|Cyrus the Great|
|Ancient King of Persia|
|In Power||559 B.C.-530 B.C.|
|Born||600 B.C. or 576 B.C.
Along the Syr Darya River
Cyrus The Great Ruled the largest Empire of his day, and is known for granting many freedoms to his subjects. Over the centuries many kings and conquerors have been given the moniker, “The Great,” but some say that the figure who deserved this title the most was Cyrus the Great, the ancient King of Persia.
Even though he was born and ruled more than 2,500 years ago, many modern leaders today still claim Cyrus as their primary inspiration and hero. He was a brilliant military leader, but he is even more revered as a wise and tolerant ruler. Once Cyrus conquered a nation he allowed those other realms he absorbed to manage themselves and to keep their customs and religions. Cyrus was said to have respected the basic human rights of the common man more than any other ruler of his time.
According to historians, Cyrus was either born in 600 or 575 B.C. He lived in Persia, a location that, today, would be within the country of Iran. His father was Cambyses I, King of Anshan, and his grandfather was Cyrus I, ruler of Anshan before his father.
Cambyses I died in 551 B.C., making Cyrus the Great king in 559 B.C. Cyrus was between 25 and 40 years old. At the time, Cyrus’ power was divided between a number of other powerful states in the region, with the Median Empire holding a large amount of influence over Anshan. During this time, Cyrus was subservient to the Median King and was required to pay homage to him.
Becoming the King of Persia
With the help of a rogue Median general, Harpagus, Cyrus revolted against the entirety of the Median army and conquered them in 549 B.C. Upon his victory, Cyrus was able to combine Anshan with the newly defeated empire and crowned himself the King of Persia for the first time.
Defeating the Lydian Empire and Asia Minor
The dates of Cyrus’ Lydian conquest are unknown, but historians believe that it occurred sometime between his defeat of the Medians and his acquisition of the Neo-Babylonian Empire. The Lydian Empire and Asia Minor covered vast amounts of land, some of which extended into the modern-day areas of Greece and Macedonia. A number of notable battles took place throughout the campaign, including the Battle of Pteria, which resulted in a stalemate and left heavy casualties on both sides. After losing many men, the opposing ruler, Croesus, retreated to his capital city in Sardis.
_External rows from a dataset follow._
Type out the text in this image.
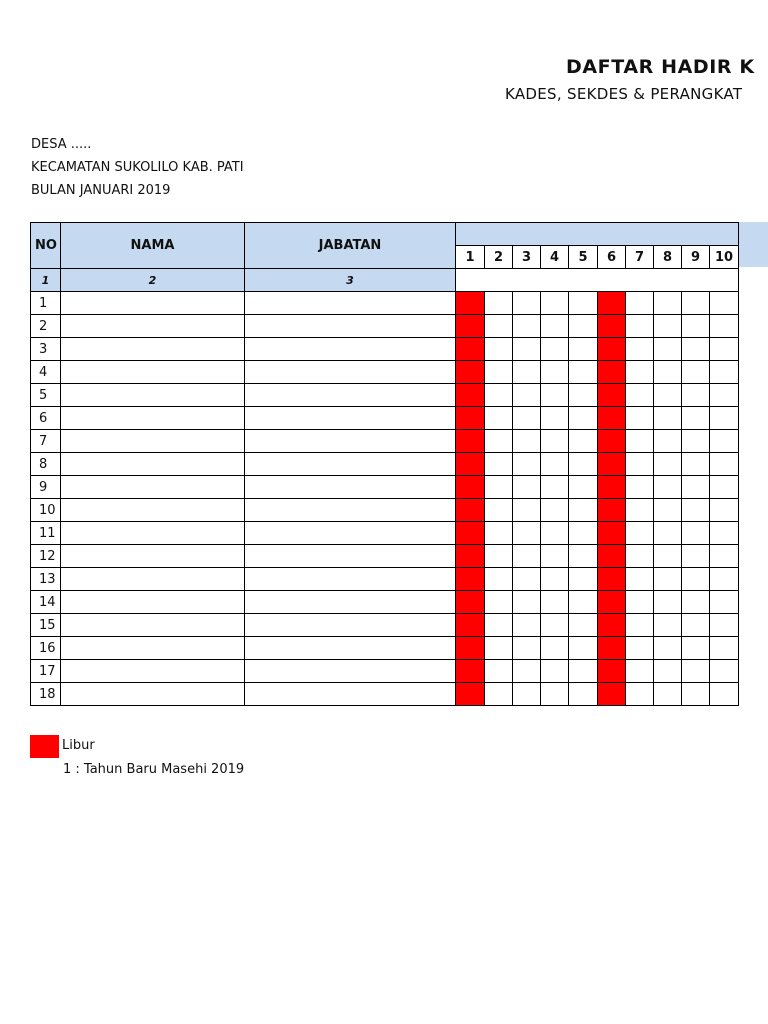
DAFTAR HADIR K
KADES, SEKDES & PERANGKAT
DESA .....
KECAMATAN SUKOLILO KAB. PATI
BULAN JANUARI 2019
NO	NAMA	JABATAN										
			1	2	3	4	5	6	7	8	9	10
1	2	3										
1												
2												
3												
4												
5												
6												
7												
8												
9												
10												
11												
12												
13												
14												
15												
16												
17												
18												
Libur
1 : Tahun Baru Masehi 2019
Cyrus followed him and besieged him capital at the capital, where he successfully defeated the enemy cavalry and captured the city at the battle of Thymbra. His empire continued to spread across the Middle East.
Cyrus the Great next acquired Neo-Babylonian Empire which encompassed a number of sub-nations, including Syria, Judea and lands within the Arab realms. The dates of his conquest of Babylon are somewhat disputed, but most agree that it was around 539 B.C. At this point, Cyrus proclaimed himself the King of Babylon, King of Sumer and King of Akkad.
The Achaemenid Empire
The Achaemenid Empire, sometimes called the First Persian Empire, was the collective name given to the various nations that Cyrus had conquered. At his death, it encompassed lands to the east by the Indus River valley and extended west to the fringes of Greece and Macedonia. Cyrus was killed in battle before he could conquer Egypt to the south, but Egypt eventually came under the rule of the Achaemenid Empire when his son conquered it after him. The name Achaemenid was taken from a legendary King of Persia who had lived about 200 years before the time of Cyrus. In adopting the name of Achaemenid, Cyrus the Great was laying claims to ancient titles and hearkening back to a time when his people were considered the mightiest people on the planet.
The Cyrus Cylinder
Among the most famous relics recovered from Cyrus the Great’s reign is the Cyrus Cylinder, which was kept in the temple of Marduk in Babylon. This is a 10-inch by 4-inch clay cylindrical object imprinted with information about Cyrus’ conquest in Babylon and is considered by some to be an early affirmation of human rights. The cylinder also included political edicts which improved the lives of Babylonian citizens and information regarding grants of freedom to a number of groups, including the Jews of Babylon, who had long been enslaved by the rulers of that realm.
There general population was quick to adopt the ways of Cyrus the Great as he also allowed for the practices of cults and other religious groups.
Death and Tomb
Cyrus the Great died in battle around 530 B.C and was succeeded by his son Cambyses II. He was buried in a pyramid-like tomb in Pasargadae, which is located in modern day Iran.